FORMERLY RAN ON DIESEL

Lamu's Sh7.5m water desalination plant solar-powered

Project will make water accessible to over 200 households

In Summary

• Diesel-powered plant inconvenienced community who had to rely on fuel from Lamu town, which would take several hours to refuel. 

• Safaricom Foundation chairman says the plant will now provide access as many as  1,000 litres of clean water per hour. 

More than 2,000 residents in the remote village of Ndau in Lamu East subcounty will now have fresh water from a solar-powered water desalination plant. 

The Sh7.5 million plant was donated by the Safaricom Foundation.

The project is expected to end the decade-long water shortage in Ndau and its environs.

Residents of more than b200 homesteads who have been harvesting rainwater will now access affordable clean water. 

Addressing the public on Tuesday during the handing over of the project to the community, Safaricom Foundation chairman Joseph Ogutu said the biggest need was for the community to realise its economic potential.

“The plant will provide freshwater that will transform the livelihoods of the people of Ndau for the better,” Ogutu said. 

Initially, the plant was diesel-powered which was costly and inconvenienced the community who had to rely on fuel from Lamu town, which would take several hours to refuel. 

But Ogutu said the solar-powered plant will replace the expensive and inefficient diesel generator and will also be able to provide access to as much as 1,000 litres of clean water per hour. 

The water system has been redesigned to enable the use of green energy through solar photovoltaic panels and the installation of solar power as an alternative source of energy.

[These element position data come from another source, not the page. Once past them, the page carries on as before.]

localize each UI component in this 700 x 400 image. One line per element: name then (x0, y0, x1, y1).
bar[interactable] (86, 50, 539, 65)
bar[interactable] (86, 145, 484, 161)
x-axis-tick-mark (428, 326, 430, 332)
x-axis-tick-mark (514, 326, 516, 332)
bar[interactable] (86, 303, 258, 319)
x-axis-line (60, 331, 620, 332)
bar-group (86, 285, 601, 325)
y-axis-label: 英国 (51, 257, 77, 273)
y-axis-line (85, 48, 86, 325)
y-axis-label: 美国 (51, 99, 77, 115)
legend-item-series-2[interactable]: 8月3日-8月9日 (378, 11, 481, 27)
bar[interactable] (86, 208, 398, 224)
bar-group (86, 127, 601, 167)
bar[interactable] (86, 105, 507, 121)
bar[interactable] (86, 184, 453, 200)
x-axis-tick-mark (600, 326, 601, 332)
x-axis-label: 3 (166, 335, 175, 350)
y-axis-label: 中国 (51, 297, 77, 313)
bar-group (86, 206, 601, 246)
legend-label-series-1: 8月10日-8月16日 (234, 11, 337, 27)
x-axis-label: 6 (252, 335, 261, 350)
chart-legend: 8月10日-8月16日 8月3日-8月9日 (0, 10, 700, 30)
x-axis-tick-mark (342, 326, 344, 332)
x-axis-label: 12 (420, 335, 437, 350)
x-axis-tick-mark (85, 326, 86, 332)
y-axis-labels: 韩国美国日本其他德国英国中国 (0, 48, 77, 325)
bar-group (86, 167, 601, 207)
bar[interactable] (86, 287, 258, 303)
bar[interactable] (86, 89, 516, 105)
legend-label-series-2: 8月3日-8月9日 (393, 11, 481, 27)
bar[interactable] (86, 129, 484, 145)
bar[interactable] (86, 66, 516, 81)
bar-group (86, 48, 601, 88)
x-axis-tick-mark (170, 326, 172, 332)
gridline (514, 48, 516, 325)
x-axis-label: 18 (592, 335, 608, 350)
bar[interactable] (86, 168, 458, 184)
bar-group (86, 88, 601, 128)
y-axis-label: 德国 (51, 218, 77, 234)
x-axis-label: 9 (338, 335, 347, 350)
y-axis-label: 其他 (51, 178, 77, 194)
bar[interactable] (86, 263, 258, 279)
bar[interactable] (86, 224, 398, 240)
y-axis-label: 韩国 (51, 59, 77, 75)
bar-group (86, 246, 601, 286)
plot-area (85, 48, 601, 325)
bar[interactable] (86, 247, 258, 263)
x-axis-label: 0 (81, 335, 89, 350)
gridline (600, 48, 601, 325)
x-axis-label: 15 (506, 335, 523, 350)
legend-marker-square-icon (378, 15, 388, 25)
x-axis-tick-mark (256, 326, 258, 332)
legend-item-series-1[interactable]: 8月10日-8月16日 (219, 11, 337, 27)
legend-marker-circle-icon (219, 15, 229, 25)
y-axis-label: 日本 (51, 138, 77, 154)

Beneficiaries include the Rural Border Patrol Uni in the area. The project will also address other water-related issues like nutrition.

For sustainability, the system will be managed by a community-based organisation and residents will access water at subsidised rates.

Aisha Abdalla said they can now get drinking water "just by turning on their taps since, on most occasions, we were forced to use unsafe water".

“We’ve had to travel far daily to collect water from wells for our families. We’re now relieved of the hassles of searching for water from far places," Abdala said.

Last year, residents of Siyu Island in Lamu received a similar desalination plant worth Sh2o million by ENI Kenya B.V. It was established through a partnership with the county government and the Ministry of Energy and Petroleum. 

It solves a long shortage in Siyu and Pete Island at large.

Early this year, German-based well-wishers launched a Sh4 million Sea Water Desalination Plant at the Lamu Special School for the Mentally Challenged at Mokowe Town.

The move also gave hope to residents at Mokowe and the surrounding areas who had challenges in accessing fresh water.